CoA relaxes domicile rule for government employees’ wards

In an unprecedented move, the Supreme Court-appointed Committee of Administrators (CoA) has relaxed the one-year rule for wards of government employees to be considered local players. Henceforth, children of government employees on transfer are eligible to play as local players on submission of the parent’s transfer order and the Aadhaar card of the player with the new address. The CoA has taken the decision without consulting the BCCI technical committee.

In the past, the Indian cricket board considered a player as a local one only after a year’s stay in the new state when they provided any government document registered a year ago. However, according to an email communication to all state associations on October 13, the CoA has decided to relax rules for wards of government employees.

Board general manager (cricket operations) Saba Karim wrote, “Under the instructions of the CoA, the BCCI, from this season onwards, has decided to relax the one-year rule laid down by the BCCI for a cricketer to be considered as a local player. Hence wards of government employees on transfer are eligible to play as a local player of that association, where the government employee has been transferred/posted subject to submission of parent’s transfer order and the Aadhaar card of the player bearing the new address.”

Karim further wrote, “The additional qualification rule will be considered, only if that particular player’s parent(s) are transferred on a government job of that Association the players intend to play in particular season.”

The decision has come as surprise to state units, especially those where government employees’ children but were not considered due to BCCI’s old rules.
The Puducherry Cricket Association raised a query whether the new rule would apply to government employees or only their children.

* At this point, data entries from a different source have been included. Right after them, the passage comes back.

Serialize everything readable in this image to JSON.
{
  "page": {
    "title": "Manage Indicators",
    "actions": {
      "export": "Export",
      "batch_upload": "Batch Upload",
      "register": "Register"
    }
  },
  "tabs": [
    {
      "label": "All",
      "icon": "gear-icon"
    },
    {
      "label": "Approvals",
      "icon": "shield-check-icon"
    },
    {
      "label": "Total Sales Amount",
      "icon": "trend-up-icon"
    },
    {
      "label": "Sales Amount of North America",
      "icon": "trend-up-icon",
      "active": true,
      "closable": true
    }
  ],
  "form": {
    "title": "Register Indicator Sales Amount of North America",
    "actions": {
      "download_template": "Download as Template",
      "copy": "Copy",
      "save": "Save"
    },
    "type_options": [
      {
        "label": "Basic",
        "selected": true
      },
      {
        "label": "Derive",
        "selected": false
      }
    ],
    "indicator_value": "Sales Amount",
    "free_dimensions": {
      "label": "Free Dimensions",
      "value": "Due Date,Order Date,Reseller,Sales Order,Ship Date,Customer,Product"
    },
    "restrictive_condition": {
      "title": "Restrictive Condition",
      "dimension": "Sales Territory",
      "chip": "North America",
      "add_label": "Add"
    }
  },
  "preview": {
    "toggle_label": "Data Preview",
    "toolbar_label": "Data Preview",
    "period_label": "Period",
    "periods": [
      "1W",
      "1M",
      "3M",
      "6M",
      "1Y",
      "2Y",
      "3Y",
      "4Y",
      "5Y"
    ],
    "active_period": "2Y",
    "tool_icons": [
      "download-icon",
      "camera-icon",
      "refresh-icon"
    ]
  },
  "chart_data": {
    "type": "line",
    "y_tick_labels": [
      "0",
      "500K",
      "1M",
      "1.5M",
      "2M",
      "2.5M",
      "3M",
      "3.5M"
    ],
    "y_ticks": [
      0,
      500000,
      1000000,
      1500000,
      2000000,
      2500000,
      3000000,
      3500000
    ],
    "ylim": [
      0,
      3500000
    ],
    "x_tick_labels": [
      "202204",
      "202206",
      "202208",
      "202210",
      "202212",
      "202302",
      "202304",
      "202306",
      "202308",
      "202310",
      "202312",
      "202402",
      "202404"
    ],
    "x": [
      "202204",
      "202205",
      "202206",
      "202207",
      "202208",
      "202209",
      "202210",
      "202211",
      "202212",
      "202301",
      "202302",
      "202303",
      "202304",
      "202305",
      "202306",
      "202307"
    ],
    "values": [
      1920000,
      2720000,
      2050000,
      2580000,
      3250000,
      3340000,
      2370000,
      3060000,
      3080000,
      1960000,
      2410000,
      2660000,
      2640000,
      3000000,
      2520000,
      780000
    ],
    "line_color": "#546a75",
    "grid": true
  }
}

The BCCI makes it clear that the new relaxation of rules pertains only to the children.

The issue had raised its head last month during the Vijay Hazare Trophy when Puducherry fielded a number of outstation players and had to withdraw them after complaints.

It was pointed out by them that they were given special permission by CoA, but they had to face embarrassment and had to scurry around to find and field local players. Back then, Ratnakar Shetty, convenor of Uttarakhand Cricket, had shot out a mail to BCCI CEO Rahul Johri and Karim about the issue: “I was shocked to hear that BCCI has given special permission to include more than the (cap on the) number of outstation players in the team. This kills the spirit of the game and the rules of level playing field that was aimed when the eligibility rules were framed.”

Sources in the Puducherry team had then dismissed the allegations stating that most players had links to the union territory either through work or education. Now, things have taken a turn again with the new rule brought in by the CoA, according to which wards of government employees who have been transferred only recently can also play for those respective states.